Homework Four

  1. Consider the data set davis.data which, among other things gives the reported weight (repwt) and actual weight (weight) of some experimental subjects (reported weight is what they said they weighed). The idea here is that we would like to just ask people "How much do you weigh?" instead of actually having to weigh them. Thus in the model weighti = β0 + β1repwti + εi we would hope that the slope β1 would be equal to 1.

    Of course, we don't expect the data to give a slope exactly equal to one, but we've mentioned the idea of an "eyeball confidence interval" -- take the slope and add and subtract twice the standard error, 2 being a stand-in for 1.96, and the whole thing is a t and not normal anyway, but the idea is that this should be "close enough for government work". You are free to use that kind of confidence interval in this problem. We'd like 1 to be in this confidence interval. If you want to be more pedantically correct, you can use the command confint (assuming you did something like my.mod = lm(...) you then enter confint(my.mod)).

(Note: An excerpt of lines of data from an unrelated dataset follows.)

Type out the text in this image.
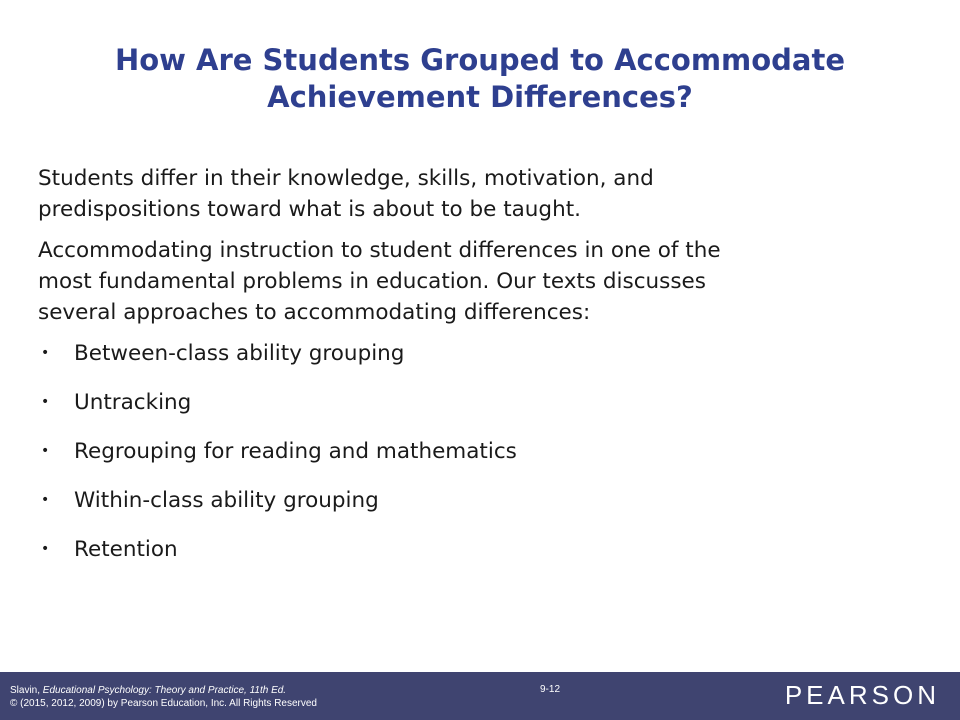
How Are Students Grouped to Accommodate
Achievement Differences?
Students differ in their knowledge, skills, motivation, and
predispositions toward what is about to be taught.
Accommodating instruction to student differences in one of the
most fundamental problems in education. Our texts discusses
several approaches to accommodating differences:
• Between-class ability grouping
• Untracking
• Regrouping for reading and mathematics
• Within-class ability grouping
• Retention
Slavin, Educational Psychology: Theory and Practice, 11th Ed.
© (2015, 2012, 2009) by Pearson Education, Inc. All Rights Reserved
9-12	PEARSON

    1. Fit the model with weight as the y-variable and repwt as the x-variable.
    2. Compute a 95% confidence interval for the repwt slope. Is 1 in the confidence interval?
    3. Now plot the data. Notice anything odd? Which observation number is that? Look through the data by hand (with your eyeballs?) if you like. Assuming you typed plot(repwt,weight) you can type identify(repwt,weight) and click the point. Click some more points if you like. You'll have to right-click the plot and choose Quit to get the R prompt back. Turn in your plot and tell me what looks funny.
    4. Re-compute the slope and intercept without the offending point (lm(...,subset=-5) will fit the model omitting observation 5, you can probably adapt this to your situation). Then re-compute the confidence interval. What happens?
  2. The dataset prostate.data comes from a study of 97 men with prostate cancer who were due to receive a radical prostatectomy. Fit a model with lpsa as the response and lcavol as the predictor Record the residual standard error and r2. Now add lweight, svi, lpph, age, lcp, pgg45 and gleason to the model one at a time. For each model record the residual standard error and the r2.
  3. Using the model with lpsa as the response (i.e. y) and the other variables as predictors, compute 90 and 95 percent confidence intervals for the slope corresponding to age. Using just these intervals, what can be said about the p-value for age in the regression summary? (You'll need to use the confint command to do these confidence intervals.)